Martha, standing at the head of the house, invites him in and makes sure he doesn’t lack anything.

She stays in the kitchen preparing a meal and works hard, complaining about her sister doing nothing. Mary sits at Jesus’ feet and listens to his words.                                                                            Our life. A relationship with Jesus is a mixture of these attitudes. Sometimes we do something for him or because of Jesus (such as feeding a homeless person), and sometimes we just stand in prayer. Interestingly, Jesus does not propose to Martha to swap her work for sitting quietly at his feet. He proposes himself to her. It is Him that Mary has chosen and it is her ‘better part’ that she will never be deprived of. That is another lesson. If Jesus becomes the most important guest for us, we will accept him into our lives, we will be able to serve others without opposition, unnecessary words, explanations. We will be able to put ourselves somewhere further down the line.

The attitude of service flowing from Jesus’ invitation of hospitality to life is what we hear in St Paul’s letter to the parish of Colossians.

We are to pass on faith in Jesus, and the crucified Jesus, by the way we live and serve others.
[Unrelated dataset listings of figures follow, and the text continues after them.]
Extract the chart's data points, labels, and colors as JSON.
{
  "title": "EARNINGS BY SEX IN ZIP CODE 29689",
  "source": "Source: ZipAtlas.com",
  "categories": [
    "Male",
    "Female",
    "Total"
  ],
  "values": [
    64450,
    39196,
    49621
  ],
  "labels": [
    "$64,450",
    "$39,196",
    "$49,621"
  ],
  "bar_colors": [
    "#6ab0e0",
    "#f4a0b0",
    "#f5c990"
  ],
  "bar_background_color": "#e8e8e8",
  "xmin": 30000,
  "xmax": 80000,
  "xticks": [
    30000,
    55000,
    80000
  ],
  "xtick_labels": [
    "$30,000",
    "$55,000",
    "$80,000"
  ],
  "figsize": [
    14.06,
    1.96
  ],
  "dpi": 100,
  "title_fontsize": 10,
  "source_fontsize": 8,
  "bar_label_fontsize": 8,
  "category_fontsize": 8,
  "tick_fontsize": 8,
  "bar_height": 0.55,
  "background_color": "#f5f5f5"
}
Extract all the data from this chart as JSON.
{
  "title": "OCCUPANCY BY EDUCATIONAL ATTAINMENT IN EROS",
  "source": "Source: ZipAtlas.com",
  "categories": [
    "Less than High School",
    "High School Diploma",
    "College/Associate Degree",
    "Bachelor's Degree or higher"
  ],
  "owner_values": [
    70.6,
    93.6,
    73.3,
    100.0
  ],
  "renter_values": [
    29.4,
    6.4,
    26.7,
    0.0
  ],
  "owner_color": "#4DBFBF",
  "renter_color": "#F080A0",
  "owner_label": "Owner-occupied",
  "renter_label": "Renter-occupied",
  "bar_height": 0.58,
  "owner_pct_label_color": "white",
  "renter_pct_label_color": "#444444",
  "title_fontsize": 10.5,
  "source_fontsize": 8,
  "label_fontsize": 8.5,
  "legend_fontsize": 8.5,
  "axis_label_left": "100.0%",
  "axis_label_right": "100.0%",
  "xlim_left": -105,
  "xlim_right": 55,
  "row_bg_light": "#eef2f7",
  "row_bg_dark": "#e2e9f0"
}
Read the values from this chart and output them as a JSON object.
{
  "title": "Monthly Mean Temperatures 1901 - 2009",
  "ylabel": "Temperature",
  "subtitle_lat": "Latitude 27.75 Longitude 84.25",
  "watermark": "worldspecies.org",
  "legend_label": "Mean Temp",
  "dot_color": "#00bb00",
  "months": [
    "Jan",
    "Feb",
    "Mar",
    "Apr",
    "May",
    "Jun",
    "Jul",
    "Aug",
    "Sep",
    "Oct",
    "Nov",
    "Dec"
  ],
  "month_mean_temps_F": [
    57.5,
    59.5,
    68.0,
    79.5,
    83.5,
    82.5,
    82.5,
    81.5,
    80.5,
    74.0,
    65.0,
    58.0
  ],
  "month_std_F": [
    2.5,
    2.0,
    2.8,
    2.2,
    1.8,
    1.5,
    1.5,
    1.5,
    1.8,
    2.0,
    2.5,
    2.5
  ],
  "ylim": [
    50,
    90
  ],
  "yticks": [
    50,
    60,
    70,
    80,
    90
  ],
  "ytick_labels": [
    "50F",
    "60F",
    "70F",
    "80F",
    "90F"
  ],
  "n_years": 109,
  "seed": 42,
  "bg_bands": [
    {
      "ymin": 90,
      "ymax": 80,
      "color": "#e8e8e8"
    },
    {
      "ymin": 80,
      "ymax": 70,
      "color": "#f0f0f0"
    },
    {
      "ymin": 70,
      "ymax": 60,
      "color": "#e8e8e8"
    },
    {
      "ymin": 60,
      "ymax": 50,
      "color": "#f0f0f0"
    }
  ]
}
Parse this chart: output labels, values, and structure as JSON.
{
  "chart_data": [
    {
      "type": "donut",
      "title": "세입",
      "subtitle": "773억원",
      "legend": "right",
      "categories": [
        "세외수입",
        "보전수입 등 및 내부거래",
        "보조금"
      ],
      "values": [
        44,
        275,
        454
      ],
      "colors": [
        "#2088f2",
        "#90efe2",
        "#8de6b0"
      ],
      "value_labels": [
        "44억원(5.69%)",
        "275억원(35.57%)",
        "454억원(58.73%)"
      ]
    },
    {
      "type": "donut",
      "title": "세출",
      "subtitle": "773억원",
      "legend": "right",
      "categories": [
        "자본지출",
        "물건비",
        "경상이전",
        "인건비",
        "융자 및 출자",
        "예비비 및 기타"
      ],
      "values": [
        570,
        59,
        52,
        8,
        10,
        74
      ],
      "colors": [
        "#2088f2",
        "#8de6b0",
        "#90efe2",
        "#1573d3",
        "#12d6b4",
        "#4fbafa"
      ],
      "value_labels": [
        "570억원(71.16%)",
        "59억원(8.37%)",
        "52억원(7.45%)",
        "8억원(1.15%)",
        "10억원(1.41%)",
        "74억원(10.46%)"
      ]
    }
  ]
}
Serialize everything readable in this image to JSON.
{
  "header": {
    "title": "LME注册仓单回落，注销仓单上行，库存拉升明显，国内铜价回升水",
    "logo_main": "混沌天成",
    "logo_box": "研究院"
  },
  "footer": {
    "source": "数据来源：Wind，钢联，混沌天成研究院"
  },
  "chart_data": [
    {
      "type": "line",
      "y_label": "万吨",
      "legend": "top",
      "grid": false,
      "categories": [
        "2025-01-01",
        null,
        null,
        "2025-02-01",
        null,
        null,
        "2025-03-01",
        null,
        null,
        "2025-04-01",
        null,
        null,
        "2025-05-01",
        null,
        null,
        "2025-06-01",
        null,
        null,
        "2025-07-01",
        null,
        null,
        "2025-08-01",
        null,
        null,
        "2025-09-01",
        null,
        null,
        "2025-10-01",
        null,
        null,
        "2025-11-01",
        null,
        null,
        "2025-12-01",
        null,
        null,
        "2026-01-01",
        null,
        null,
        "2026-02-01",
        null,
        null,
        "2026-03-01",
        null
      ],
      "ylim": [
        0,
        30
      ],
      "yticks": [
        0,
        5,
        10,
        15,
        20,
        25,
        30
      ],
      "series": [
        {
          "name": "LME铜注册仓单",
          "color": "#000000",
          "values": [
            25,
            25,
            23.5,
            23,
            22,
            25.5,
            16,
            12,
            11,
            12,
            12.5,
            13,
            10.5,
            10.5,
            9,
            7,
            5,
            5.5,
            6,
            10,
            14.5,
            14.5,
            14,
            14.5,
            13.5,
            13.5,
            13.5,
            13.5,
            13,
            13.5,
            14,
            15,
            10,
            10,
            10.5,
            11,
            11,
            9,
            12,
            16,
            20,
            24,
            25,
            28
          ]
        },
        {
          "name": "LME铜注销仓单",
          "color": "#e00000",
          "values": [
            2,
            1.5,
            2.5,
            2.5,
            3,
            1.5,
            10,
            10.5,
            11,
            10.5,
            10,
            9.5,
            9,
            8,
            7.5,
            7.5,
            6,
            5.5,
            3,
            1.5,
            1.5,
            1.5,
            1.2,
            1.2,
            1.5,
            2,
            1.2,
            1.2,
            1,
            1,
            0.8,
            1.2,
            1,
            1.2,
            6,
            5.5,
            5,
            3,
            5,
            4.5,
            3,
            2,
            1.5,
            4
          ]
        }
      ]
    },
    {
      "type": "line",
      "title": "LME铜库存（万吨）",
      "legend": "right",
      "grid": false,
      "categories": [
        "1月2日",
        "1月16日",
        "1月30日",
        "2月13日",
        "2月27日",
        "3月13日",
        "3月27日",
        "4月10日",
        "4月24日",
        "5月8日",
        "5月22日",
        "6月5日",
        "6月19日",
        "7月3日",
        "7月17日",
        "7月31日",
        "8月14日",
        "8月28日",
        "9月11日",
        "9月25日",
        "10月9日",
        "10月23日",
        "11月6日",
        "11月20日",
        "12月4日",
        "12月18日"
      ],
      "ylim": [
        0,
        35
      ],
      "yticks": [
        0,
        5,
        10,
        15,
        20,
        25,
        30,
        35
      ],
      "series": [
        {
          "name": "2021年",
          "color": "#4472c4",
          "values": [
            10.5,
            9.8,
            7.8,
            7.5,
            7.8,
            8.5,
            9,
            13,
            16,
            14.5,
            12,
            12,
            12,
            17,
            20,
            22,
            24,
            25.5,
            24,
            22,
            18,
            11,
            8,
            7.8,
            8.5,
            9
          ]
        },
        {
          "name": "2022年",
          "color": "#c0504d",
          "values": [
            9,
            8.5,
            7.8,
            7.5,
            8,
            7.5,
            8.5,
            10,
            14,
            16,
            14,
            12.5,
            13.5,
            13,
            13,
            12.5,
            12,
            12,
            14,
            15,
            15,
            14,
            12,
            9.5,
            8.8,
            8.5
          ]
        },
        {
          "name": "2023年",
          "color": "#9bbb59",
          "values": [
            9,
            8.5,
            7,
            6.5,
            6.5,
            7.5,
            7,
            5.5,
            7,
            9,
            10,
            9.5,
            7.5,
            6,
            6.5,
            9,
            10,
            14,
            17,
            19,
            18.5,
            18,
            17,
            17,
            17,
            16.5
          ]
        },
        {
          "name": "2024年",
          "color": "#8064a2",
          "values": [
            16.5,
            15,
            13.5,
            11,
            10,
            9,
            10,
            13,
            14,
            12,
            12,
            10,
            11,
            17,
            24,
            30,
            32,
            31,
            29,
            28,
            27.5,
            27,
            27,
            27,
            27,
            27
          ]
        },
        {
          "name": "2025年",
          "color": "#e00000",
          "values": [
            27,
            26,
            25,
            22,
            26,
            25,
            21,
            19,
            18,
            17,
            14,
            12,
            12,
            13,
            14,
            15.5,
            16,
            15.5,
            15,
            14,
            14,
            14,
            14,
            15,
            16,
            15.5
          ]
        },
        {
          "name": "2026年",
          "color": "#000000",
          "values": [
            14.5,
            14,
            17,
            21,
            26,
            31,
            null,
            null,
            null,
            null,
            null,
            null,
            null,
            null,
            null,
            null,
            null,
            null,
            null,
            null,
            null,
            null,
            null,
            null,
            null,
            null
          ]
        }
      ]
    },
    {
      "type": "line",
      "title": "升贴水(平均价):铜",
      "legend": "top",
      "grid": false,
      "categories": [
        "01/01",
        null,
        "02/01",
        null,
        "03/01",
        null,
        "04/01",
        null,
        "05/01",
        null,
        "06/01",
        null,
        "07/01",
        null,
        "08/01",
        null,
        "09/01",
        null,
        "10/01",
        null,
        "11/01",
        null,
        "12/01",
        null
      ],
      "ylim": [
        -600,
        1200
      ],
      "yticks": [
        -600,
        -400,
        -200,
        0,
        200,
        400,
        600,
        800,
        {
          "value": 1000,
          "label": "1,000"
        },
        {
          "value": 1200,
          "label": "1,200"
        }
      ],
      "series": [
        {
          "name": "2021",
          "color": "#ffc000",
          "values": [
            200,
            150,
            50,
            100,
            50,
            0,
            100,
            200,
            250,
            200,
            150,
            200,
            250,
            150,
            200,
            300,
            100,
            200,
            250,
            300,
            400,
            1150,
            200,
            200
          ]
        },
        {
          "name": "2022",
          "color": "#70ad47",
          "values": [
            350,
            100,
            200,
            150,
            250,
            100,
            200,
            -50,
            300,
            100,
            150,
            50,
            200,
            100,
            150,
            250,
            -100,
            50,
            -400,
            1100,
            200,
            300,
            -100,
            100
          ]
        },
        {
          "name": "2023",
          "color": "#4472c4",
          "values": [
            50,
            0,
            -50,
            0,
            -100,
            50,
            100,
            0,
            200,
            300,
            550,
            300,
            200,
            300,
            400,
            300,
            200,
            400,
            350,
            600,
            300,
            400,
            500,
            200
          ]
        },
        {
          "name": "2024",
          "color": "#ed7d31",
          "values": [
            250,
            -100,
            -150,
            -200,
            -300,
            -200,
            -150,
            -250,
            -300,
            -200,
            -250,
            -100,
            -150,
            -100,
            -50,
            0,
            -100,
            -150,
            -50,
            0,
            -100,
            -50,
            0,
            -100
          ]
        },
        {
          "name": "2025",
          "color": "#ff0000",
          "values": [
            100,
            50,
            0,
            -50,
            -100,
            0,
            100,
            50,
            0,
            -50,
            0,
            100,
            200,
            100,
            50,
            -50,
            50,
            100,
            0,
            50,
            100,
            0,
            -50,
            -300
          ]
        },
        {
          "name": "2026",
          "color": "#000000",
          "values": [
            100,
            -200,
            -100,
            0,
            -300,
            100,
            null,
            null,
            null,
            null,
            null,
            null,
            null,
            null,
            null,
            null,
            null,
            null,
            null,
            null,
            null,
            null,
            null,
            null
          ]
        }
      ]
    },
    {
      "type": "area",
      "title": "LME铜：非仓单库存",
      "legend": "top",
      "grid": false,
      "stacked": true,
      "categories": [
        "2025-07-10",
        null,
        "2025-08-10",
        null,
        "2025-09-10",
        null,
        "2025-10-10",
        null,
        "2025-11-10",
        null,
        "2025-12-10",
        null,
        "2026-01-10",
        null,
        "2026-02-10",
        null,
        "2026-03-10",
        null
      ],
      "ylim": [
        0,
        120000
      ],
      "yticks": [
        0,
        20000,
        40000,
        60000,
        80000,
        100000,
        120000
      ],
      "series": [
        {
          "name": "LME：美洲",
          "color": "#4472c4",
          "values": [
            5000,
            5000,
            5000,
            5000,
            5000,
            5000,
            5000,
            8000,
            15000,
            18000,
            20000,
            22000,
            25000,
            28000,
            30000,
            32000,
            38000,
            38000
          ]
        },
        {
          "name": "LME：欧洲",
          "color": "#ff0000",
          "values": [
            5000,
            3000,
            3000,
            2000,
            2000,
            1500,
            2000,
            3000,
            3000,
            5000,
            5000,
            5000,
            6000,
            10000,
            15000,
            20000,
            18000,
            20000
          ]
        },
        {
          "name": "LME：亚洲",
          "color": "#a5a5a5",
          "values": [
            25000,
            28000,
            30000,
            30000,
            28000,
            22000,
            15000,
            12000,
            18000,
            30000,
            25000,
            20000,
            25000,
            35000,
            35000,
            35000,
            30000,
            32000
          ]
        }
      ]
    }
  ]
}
It is not a matter of proclaiming the Gospel in words alone, but affirming it by the way we live.

This was the case at the beginning of Christianity, when pagans, as Tertullian writes, were converted, seeing the love and service to others that reigned among Christians: “Look,” they said, “how they love each other.”                                                                           God comes as a guest to man. Very surprisingly. For, after all, he surprised Abraham, who was relaxing in front of his tent in the shade of the oak of Mamre in the hot noon. He surprised a busy Martha, and a listening Maria.                                                                                            He comes as a guest to our hearts during Holy Communion when we receive him, but also to our ears when we hear his word during the readings. We would do well, “in the power of God’s Spirit”, to recognise God in those most in need, but also in those closest to us.                                                             These were for them in different ways – through donated time, a cup of water, food, a kind word or patience.